Mitigation, not Prevention

Cisco’s plan makes a lot of assumptions about the NSA’s capabilities, most of which aren’t particularly sound…

I don’t agree. Cisco is well aware of NSA capabilities, and they know that this plan isn’t enough to prevent tampering en route. With enough tracking/surveillance/infiltration of Cisco operations/personnel, the NSA can and likely will still find, intercept, and tamper with intended targets.

In that case, why did Cisco bother? Two reasons. First, which was touched on in the article, is to simply make a statement. They are proclaiming to the world and to the NSA that they’re not willing to sit idly by while the surveillance state drives their reputation (and their bottom line) into the ground. This is a symbolic protest as much as an actual mitigation.

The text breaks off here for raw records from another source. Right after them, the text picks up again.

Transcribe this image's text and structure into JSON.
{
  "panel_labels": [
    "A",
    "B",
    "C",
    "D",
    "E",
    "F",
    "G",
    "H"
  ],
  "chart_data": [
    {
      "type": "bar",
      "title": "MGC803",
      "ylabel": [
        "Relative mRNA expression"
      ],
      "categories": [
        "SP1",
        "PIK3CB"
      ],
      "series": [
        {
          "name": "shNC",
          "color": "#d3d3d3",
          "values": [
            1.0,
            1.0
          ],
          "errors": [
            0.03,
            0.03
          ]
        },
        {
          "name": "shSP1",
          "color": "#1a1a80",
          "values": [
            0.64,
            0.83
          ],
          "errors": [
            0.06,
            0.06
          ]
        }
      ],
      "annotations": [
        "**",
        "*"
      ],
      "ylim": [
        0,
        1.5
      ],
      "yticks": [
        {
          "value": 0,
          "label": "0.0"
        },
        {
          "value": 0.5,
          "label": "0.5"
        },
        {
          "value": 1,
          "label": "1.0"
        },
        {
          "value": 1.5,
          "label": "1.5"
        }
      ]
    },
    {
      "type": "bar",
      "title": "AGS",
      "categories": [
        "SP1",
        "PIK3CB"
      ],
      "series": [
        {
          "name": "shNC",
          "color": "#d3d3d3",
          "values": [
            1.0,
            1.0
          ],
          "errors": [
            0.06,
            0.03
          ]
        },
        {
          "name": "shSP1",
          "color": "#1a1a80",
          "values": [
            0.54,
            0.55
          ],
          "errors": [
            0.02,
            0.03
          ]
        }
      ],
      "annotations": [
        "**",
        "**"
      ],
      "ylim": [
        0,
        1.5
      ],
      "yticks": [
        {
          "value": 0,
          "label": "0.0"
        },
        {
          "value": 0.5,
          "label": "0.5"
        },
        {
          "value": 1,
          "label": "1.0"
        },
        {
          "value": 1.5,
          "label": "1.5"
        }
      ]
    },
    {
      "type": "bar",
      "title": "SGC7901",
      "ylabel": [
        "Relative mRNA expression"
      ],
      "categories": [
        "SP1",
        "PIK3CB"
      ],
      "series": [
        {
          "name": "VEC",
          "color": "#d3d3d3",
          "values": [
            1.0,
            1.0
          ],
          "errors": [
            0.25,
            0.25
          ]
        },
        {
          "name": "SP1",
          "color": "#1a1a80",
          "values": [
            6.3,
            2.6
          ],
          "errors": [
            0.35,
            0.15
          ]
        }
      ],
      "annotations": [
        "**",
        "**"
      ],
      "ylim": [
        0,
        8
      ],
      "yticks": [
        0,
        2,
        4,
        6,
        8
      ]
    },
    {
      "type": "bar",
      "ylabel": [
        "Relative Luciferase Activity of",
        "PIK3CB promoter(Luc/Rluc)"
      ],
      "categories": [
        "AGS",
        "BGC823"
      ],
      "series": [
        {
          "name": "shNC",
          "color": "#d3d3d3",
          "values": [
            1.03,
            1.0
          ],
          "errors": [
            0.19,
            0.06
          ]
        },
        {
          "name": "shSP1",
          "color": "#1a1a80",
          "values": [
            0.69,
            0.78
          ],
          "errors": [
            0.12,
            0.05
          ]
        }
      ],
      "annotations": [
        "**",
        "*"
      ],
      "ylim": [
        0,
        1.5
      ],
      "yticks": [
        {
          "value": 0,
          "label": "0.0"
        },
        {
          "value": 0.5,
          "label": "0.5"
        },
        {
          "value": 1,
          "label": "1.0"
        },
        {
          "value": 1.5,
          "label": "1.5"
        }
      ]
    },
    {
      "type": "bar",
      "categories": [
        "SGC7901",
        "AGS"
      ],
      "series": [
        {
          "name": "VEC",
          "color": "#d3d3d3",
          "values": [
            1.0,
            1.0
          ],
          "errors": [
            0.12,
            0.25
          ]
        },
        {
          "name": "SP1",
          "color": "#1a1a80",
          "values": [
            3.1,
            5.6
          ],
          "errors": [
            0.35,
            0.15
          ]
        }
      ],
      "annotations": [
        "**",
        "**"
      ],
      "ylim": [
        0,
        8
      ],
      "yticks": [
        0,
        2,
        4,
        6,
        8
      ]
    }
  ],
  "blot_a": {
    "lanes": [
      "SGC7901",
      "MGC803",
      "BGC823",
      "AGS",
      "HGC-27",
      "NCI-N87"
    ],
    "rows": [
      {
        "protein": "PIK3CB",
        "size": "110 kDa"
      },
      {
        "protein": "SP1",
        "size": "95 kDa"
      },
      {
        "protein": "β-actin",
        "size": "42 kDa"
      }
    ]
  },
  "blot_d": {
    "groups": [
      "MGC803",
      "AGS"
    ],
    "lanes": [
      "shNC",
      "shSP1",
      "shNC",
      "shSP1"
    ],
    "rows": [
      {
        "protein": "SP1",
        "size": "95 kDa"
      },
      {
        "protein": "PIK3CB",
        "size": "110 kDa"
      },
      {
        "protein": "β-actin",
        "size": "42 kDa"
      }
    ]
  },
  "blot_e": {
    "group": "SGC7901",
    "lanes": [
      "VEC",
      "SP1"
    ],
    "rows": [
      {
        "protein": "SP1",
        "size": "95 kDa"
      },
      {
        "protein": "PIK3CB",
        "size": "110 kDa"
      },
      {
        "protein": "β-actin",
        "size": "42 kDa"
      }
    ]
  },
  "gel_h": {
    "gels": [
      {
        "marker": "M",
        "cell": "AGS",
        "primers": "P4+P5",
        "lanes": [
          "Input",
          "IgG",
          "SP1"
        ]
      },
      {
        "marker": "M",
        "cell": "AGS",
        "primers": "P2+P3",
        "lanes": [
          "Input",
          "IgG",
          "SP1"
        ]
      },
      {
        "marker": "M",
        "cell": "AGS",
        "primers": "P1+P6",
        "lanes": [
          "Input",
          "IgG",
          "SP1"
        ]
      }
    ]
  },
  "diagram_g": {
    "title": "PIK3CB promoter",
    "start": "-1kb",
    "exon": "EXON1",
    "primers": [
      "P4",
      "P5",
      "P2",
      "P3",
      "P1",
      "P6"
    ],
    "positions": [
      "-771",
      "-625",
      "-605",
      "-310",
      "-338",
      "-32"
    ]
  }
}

Second, yes, this is a mitigation. These precautions won’t make it impossible for resourceful (in both meanings) third parties to intercept equipment, but they will make it more difficult, and thus costlier. Even the NSA only has so many man-hours it can direct. If it now takes twice as many man-hours (an over-estimation, I’m sure, but no matter) in order to backdoor a router en route, then they are only able to do so half as often.

Cisco, or any US based company, can only do so much to thwart the surveillance state. Any pushback, however minor or symbolic, is to be applauded. On the same note, any willful collusion should be considered a betrayal of their customers, and the public at large.

Anonymous Coward says:

The Human Race SUCKS

If there’s anything worse than an all out self-important person who thinks they are better than everyone else, its got to be a plethora of them in the same room so fucking paranoid that they stoop so low as to spy on everyone in the world in order to preserve their self-importance OR maybe the sorry suckers who do their dirty work.. Its no wonder this beautiful planet that so steadfastly rotates in space while revolving around a star somewhere out on an arm of an indescribable galaxy that is also spinning eternally in the universe is heading for such a disaster.

lew says:

What shipper allows the intercept?

Why does nobody ask the question of ‘how does the NSA intercept packages between shipper and customer?’

Are those shippers immune to a suit for damages for allowing the harm of replacing the BIOS or putting a backdoor on the system?

It can’t be only Cisco or Cisco’s customers are harmed — Any manufacturer who ships to customers that NSA finds interesting.

Why no law suits? Why are businesses not working to hinder NSA and the military coup they represent in every way possible?